I might argue that if your GF's parents don't show you any respect it's even better to ask the father in law. At least you will forever know that you were the bigger person in the relationship and that you gave them a chance to "have a seat at the table." How is your relationship with them now that it's been a while and you gave them a granddaughter?But there's a world of difference between doing that and actually giving a shit what they say.
Agreed, that's why I put this in there: Everyone involved knows that really this is going to go down no matter what, but it gives the parents a seat at the table.
-Unless the parents are complete morons, they know it's a formality and that their daughter is getting married one way or the other. It can be a nice place for both the son in law and father in law to state what is and is not important to them. Religion wasn't very important to me and I let him know that while I was "spiritual" I wasn't "religious" and wasn't going to be.
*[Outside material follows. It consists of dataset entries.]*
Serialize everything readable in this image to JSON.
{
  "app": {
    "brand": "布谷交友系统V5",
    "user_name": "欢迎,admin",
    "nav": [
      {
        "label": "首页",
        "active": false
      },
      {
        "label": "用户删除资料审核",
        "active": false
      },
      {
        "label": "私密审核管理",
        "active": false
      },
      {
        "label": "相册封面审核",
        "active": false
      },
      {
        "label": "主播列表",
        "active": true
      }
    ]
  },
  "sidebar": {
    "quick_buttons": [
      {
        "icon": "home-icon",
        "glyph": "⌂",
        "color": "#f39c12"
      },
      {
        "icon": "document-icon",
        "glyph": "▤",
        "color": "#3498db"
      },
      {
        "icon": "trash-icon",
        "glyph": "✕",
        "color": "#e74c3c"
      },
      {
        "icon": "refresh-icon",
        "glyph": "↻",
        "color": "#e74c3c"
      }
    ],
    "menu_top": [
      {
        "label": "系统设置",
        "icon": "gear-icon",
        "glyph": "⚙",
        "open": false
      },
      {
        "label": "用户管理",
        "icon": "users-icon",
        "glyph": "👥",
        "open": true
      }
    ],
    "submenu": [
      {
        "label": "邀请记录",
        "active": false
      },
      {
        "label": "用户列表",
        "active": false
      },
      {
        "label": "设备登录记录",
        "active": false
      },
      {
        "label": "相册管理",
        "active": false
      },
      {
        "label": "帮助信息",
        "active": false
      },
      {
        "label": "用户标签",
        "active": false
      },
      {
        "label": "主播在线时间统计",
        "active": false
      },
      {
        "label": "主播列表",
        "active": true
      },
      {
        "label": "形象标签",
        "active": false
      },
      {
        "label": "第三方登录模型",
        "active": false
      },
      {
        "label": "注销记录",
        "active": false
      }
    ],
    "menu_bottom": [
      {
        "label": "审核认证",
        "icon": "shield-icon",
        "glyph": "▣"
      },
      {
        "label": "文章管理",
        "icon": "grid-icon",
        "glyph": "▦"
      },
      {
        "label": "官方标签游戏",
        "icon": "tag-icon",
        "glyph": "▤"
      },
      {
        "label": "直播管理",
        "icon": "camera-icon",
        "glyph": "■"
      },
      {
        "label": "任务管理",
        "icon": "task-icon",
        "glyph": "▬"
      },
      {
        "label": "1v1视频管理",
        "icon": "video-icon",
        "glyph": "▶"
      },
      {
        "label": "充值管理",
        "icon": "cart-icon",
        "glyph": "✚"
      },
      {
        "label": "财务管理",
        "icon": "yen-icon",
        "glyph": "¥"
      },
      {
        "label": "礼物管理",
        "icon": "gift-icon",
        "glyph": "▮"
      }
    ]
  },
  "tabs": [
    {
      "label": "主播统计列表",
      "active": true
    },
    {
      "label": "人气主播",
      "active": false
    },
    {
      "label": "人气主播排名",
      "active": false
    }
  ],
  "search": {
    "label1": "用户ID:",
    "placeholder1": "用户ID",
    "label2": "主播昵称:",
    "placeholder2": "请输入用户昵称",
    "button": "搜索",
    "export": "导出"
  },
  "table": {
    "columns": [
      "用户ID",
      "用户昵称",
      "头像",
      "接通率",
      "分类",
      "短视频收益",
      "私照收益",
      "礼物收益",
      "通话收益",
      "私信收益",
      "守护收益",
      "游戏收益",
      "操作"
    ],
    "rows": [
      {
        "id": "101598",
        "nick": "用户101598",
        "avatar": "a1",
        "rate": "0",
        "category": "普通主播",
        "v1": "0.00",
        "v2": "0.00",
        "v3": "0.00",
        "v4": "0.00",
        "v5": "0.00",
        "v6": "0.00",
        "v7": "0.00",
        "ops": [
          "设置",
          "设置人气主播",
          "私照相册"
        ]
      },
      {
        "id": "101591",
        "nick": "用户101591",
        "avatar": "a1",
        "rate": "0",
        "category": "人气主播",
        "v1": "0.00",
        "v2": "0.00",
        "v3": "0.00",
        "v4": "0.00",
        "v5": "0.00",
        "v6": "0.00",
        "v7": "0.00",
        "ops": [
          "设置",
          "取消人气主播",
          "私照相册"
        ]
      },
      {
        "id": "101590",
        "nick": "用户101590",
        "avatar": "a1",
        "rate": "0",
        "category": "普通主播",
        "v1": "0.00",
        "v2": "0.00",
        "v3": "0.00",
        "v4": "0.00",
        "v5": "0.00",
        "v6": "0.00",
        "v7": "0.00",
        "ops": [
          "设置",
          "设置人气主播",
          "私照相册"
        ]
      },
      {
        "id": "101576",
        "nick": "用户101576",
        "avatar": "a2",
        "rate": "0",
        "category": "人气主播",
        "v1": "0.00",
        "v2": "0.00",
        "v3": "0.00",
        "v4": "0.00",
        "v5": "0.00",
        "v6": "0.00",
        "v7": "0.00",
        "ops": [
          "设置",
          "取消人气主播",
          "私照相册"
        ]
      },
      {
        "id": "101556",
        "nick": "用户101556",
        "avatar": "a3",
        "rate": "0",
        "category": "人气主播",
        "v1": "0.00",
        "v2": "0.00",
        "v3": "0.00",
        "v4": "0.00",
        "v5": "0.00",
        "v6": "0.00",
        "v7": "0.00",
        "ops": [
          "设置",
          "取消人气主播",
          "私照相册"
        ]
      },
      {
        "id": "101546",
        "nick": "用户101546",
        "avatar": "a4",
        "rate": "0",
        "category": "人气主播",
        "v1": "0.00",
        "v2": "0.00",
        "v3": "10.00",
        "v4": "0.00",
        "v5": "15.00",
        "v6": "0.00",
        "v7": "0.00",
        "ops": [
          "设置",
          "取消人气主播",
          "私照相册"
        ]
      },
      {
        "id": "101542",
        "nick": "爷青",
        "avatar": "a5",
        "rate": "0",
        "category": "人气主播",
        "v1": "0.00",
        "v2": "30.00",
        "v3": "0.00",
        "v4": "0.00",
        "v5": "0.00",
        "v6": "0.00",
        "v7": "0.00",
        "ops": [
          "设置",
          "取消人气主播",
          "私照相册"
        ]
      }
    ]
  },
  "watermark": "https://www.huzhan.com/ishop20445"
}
Once they learned who I was it settled down nicely. However, they needed to be broken of the notion that I'm a pushover that does whatever they want and forces my wife to do said-same. Where things go to shit is the passive-aggressive nature of her mom. I got chewed out six months ago for an off-handed remark I made in 2010. To someone else. But she's been sitting there stewing, waiting to chew me out for it for three years. That kinda shit happens regularly. Over Thanksgiving I caught grief for buying brining mix from Trader Joe's. Why? Because I had told my mother-in-law two years previously that she didn't need to bring brining mix to Thanksgiving. Why did I say that? Because she packs too much crap. What didn't I know? She'd bought a package of brining mix from Cost Plus and was about to throw it in her luggage, and it has now been sitting on the kitchen counter for two years. So there I am, getting my ass bitten off in my own kitchen, while cooking my own 24-lb heritage breed turkey, which they're eating, because my mother-in-law won't toss or give away $4 worth of salt she bought on a lark in 2011. This is why I don't ask their permission.